All pretty weird. Which is why Derek Goldby's production seems strangely over-realistic, somehow unwilling to tangle with the surreal that threads its way through this 75-minute play. Crude lighting changes and blunt sound-effects are not enough to create atmosphere, the weirdness needs to come from within the soul of the production.
Not that it would be easy: Reza de Wet's play is a curious animal, havering between normality and strangeness, between reality and desire. So when the final (not to be revealed) dénouement unravels, it comes as something of a shock – not because of what happens, but how it happens, entirely symbolically.

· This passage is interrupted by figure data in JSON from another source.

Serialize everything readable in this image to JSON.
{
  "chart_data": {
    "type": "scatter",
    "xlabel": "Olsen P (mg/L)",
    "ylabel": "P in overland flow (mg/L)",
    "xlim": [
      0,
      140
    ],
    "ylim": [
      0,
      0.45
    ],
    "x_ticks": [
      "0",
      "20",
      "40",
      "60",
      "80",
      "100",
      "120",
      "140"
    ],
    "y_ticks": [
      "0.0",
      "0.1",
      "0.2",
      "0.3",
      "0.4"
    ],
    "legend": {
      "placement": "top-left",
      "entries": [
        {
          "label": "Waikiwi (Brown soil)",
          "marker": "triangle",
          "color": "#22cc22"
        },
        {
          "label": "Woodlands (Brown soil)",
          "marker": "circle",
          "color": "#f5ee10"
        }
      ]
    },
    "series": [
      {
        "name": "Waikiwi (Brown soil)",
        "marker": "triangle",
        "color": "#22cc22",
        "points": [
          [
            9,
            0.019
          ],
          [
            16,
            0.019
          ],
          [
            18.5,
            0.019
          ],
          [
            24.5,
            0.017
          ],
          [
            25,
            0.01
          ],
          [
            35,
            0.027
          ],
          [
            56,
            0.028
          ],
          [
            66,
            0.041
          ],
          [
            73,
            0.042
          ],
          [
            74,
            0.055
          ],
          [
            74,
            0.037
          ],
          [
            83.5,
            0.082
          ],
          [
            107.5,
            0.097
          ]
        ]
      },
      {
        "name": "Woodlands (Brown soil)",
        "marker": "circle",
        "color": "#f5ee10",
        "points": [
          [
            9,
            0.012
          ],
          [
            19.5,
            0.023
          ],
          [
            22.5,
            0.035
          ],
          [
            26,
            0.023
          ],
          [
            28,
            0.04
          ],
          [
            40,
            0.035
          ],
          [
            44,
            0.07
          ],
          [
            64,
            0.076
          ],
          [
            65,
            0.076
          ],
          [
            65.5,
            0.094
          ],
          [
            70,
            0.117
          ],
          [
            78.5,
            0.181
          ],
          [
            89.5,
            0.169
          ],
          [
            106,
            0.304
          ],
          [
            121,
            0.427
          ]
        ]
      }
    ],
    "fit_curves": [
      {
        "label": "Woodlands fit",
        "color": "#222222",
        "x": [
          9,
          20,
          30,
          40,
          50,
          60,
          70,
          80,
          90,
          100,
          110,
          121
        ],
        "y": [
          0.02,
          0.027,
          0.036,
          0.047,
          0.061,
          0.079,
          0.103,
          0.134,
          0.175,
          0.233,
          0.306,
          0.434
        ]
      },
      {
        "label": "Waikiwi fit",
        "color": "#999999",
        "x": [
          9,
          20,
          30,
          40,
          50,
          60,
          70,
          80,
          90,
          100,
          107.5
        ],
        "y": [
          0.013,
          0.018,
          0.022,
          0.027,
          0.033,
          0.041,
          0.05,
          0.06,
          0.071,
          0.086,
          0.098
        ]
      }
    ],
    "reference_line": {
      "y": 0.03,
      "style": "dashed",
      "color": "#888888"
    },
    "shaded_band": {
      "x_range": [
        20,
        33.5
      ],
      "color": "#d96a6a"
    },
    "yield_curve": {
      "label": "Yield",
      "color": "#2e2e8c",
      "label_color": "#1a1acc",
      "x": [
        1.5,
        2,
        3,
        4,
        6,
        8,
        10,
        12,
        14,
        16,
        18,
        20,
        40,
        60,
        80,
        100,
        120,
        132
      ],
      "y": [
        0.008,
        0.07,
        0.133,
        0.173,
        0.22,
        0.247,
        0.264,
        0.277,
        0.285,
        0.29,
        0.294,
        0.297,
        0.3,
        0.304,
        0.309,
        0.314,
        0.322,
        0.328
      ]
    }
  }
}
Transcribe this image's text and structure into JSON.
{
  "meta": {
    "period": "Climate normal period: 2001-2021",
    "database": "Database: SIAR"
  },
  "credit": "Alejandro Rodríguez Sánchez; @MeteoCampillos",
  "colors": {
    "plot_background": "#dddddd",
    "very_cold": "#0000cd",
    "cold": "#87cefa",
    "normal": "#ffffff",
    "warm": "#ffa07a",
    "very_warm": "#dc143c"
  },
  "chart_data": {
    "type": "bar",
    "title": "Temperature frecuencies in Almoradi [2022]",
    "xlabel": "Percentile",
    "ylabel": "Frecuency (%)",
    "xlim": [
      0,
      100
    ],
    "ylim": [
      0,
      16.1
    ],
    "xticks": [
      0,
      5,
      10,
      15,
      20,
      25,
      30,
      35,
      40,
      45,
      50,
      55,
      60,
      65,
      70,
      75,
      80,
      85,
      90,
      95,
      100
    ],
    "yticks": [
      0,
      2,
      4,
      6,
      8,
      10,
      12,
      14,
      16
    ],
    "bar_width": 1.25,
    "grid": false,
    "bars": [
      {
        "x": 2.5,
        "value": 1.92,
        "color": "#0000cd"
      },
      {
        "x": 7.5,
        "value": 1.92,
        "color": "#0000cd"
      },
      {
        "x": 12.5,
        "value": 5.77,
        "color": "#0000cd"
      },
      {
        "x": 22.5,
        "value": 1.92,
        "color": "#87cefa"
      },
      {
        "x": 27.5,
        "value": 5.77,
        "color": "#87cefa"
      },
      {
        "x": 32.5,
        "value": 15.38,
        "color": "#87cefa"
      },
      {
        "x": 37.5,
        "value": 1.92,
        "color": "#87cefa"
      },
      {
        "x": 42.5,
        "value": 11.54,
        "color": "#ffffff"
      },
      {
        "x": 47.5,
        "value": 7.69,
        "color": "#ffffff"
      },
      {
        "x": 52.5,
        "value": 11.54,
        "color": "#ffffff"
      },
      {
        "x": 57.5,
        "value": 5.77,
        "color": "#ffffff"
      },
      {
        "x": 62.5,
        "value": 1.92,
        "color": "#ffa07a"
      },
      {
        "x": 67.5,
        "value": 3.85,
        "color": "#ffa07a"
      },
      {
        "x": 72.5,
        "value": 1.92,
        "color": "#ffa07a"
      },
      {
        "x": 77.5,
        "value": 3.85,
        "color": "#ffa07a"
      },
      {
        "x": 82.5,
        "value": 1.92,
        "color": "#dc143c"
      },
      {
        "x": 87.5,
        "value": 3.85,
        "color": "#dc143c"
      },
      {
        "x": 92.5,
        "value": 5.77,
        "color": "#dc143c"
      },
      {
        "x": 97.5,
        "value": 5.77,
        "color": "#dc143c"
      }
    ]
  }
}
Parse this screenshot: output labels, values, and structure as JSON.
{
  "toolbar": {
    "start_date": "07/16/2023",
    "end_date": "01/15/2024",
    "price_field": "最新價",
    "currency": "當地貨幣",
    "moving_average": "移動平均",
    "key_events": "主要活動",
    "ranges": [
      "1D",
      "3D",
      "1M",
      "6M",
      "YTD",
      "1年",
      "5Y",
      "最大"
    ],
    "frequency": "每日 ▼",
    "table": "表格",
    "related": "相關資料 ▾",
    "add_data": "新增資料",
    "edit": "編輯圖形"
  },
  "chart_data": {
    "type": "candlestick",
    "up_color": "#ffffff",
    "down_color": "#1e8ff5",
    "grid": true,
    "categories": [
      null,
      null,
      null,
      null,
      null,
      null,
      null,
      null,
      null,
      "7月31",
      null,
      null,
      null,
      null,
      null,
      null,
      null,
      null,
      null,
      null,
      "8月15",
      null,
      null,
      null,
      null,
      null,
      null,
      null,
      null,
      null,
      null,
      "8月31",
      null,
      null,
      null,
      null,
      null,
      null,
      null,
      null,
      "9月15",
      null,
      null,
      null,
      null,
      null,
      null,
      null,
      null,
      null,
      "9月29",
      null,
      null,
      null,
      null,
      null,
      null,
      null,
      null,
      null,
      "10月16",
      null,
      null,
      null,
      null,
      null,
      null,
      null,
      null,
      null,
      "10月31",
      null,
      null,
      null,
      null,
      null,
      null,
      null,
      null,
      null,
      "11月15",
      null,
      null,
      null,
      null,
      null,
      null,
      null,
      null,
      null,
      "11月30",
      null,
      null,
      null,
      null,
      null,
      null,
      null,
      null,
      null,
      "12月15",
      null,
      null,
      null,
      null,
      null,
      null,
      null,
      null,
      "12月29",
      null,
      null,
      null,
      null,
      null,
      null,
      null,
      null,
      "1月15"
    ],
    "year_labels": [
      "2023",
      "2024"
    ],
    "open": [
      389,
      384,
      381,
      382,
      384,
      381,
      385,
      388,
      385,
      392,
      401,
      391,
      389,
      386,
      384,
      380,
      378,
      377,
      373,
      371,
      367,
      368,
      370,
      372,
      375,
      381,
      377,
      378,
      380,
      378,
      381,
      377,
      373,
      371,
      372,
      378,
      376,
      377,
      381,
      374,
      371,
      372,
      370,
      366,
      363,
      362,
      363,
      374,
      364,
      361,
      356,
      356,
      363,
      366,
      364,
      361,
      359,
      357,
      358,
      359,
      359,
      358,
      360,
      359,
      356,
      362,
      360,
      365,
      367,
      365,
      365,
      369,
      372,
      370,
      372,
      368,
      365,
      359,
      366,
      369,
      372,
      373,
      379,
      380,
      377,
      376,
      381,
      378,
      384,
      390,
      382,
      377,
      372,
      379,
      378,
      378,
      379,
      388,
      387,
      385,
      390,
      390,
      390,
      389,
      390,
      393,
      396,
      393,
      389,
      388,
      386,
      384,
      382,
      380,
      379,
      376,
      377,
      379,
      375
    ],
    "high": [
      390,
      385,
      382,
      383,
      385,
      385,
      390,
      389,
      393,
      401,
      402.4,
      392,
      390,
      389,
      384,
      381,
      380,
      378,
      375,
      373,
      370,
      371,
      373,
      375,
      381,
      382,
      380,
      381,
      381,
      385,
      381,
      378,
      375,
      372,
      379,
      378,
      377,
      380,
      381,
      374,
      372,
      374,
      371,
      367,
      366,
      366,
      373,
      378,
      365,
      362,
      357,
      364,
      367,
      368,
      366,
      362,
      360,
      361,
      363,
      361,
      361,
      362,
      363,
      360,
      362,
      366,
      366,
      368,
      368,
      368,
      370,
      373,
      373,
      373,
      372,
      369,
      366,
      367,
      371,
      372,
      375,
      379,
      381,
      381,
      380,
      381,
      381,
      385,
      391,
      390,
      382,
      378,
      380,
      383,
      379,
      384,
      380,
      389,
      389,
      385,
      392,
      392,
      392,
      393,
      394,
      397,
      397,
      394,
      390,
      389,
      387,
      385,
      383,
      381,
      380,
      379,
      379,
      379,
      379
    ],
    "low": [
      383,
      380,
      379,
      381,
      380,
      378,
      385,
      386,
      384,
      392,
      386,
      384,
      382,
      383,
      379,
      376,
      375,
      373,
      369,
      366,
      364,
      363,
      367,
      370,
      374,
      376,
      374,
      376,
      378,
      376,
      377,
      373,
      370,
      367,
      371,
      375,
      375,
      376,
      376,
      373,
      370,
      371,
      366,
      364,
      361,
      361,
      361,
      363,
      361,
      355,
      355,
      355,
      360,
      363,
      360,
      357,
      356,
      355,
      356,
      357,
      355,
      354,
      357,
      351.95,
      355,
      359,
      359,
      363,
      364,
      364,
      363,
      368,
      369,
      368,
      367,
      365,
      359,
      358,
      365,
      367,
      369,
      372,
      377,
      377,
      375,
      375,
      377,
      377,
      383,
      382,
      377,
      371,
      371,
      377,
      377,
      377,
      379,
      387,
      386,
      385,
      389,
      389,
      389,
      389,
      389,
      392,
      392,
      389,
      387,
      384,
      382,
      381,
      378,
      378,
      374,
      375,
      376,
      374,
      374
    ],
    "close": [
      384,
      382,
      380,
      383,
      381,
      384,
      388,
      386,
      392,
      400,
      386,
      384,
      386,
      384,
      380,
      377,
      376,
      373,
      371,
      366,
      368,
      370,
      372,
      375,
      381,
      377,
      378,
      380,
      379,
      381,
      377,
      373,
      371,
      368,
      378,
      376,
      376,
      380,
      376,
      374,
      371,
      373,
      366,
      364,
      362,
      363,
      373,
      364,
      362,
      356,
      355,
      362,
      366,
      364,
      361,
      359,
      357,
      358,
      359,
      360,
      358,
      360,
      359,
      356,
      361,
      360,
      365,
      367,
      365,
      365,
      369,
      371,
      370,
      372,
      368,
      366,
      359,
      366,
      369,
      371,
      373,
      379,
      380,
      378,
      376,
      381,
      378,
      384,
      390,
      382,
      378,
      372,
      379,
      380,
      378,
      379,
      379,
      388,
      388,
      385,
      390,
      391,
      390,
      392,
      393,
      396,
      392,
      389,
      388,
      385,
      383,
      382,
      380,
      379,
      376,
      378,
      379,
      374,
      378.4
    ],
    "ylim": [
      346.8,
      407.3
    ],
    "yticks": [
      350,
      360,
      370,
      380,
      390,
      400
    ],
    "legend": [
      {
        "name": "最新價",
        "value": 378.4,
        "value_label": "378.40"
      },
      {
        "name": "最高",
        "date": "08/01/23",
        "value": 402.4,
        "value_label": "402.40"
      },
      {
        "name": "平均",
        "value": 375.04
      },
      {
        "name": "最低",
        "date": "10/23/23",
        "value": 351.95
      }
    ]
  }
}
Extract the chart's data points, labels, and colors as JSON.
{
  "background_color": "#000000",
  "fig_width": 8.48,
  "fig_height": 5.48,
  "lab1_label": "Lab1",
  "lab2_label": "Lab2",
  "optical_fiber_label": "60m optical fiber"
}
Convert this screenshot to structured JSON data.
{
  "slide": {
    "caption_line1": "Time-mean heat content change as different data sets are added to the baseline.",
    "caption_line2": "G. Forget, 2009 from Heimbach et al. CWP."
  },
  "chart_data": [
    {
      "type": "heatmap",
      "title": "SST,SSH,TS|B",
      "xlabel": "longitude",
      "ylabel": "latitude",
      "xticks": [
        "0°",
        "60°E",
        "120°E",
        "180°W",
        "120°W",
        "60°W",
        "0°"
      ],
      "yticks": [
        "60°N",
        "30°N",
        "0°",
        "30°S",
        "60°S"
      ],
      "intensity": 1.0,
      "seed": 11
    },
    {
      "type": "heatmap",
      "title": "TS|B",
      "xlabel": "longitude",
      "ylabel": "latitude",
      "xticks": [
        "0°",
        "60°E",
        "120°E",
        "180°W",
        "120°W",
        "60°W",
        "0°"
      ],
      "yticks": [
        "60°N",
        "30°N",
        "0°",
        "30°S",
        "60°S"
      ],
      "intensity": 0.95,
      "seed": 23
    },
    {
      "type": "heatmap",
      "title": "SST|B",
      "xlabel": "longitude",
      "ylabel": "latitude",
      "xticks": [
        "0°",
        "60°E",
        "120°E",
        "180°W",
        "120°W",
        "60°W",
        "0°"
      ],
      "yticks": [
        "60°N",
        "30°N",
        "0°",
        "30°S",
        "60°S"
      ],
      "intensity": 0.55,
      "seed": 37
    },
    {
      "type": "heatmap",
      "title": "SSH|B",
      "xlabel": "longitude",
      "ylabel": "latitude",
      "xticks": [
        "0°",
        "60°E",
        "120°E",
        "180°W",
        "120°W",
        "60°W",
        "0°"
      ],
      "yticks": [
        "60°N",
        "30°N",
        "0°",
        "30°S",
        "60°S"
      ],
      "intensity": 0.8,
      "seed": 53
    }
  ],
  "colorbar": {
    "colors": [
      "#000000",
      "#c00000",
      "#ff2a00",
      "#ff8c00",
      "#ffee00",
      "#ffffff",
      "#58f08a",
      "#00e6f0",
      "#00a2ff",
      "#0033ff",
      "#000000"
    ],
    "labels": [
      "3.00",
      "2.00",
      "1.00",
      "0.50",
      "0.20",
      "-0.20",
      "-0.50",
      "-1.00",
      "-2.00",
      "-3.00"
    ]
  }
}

Which is not to say that there are not precise and beautiful performances on show, imbued with all the dust and dung of the South African outback. Set inside Kim Beresford's scrabby, corrugated walls, there's a fine performance from Josephine Myddelton as Meisie, the fragile and desperate girl. And from Charmion May as Gerti, the spinster with her own thwarted designs on the sightless copper. Bernadette Short gives Meim, Meisie's mother, all the anger and bluster of a deserted wife who wants to see her daughter married off – if only as a means to coax her husband from his garret.
As the policeman, Costa Milton initially had me wondering. There seemed to be too much chin- rubbing as he says, "Exactly what I expected" – far too much Sherlockian posing. But then I started to wonder, is this is the circus harlequin playing at the role of blind copper, overplaying it to keep the women in their place? There seem to be so many unknowns, so much that remains unknowable. But then, maybe that's the point: these women won't admit to what they want, so why should he?